Ce qui importe est de souligner que le désir de compagnie se manifeste de manière particulièrement
forte chez l'homme.
Celui-ci est de tous les êtres vivants le plus ardemment désireux d'une société, mais aussi le mieux adapté « par
les avantages les plus nombreux » : la vie en société lui apporte des satisfactions qu'il ne peut connaître en
dehors d'elle – ce qui signifie bien que la présence des autres est pour l'être humain un véritable besoin «
existentiel ».
C'est que tout désir de l'homme se réfère à la société : il ne peut se formuler pleinement et trouver
sa satisfaction complète que dans un entourage social.
En s'intéressant à ce que peuvent devenir, en l'absence des autres, les deux pôles de l'affectivité, Hume indique
que toute positivité y devient impossible.
Le plaisir diminue lorsqu'on est seul à en profiter, et la peine augmente :
ainsi ce qui devrait satisfaire a-t-il tendance à s'affaiblir, tandis que la souffrance augmente, ce qui illustre
l'affirmation selon laquelle « la parfaite solitude est peut-être la plus grande punition que nous puissions souffrir ».
La solitude nous empêche en effet, simplement parce que nous y manquons de toute complicité (quel qu'en soit le
mode) avec autrui, de développer pleinement nos potentialités.
[II.
Nécessité de la sympathie]
L'absence de l'autre nous condamne à ressentir seul : le plaisir non partagé, ou plus simplement encore non
montré à un autre, est moins fort.
La peine dont je ne peux me plaindre à personne, ou dont personne ne peut
me consoler, est nécessairement plus difficile à supporter.

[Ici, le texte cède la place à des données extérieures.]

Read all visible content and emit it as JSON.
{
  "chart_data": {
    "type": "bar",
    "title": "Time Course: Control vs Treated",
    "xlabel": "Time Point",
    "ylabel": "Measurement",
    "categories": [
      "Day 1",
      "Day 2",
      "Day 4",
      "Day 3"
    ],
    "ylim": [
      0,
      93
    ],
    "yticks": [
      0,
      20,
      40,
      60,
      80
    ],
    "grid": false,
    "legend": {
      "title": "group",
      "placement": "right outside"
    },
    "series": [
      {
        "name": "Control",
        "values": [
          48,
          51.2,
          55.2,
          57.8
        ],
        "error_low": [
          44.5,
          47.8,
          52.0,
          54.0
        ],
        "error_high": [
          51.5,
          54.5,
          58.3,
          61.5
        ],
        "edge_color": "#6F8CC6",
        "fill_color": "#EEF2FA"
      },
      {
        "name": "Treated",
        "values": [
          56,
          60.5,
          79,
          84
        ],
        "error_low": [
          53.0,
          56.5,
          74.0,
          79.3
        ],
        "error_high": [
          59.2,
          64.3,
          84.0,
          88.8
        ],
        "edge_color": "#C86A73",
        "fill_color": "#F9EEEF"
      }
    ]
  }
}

L'autre n'est donc pas exactement, dans de telles situations, l'équivalent de moi-même : il est d'abord mon
témoin ou mon secours, et sa présence m'importe parce qu'il peut penser à mon propos ou sentir en même temps
que moi.
La sympathie désigne cette co-présence d'un être sensible, capable de ressentir en même temps que
moi.
Mais cela ne signifie pas qu'il ressent les mêmes choses que moi : les affects peuvent être dissymétriques,.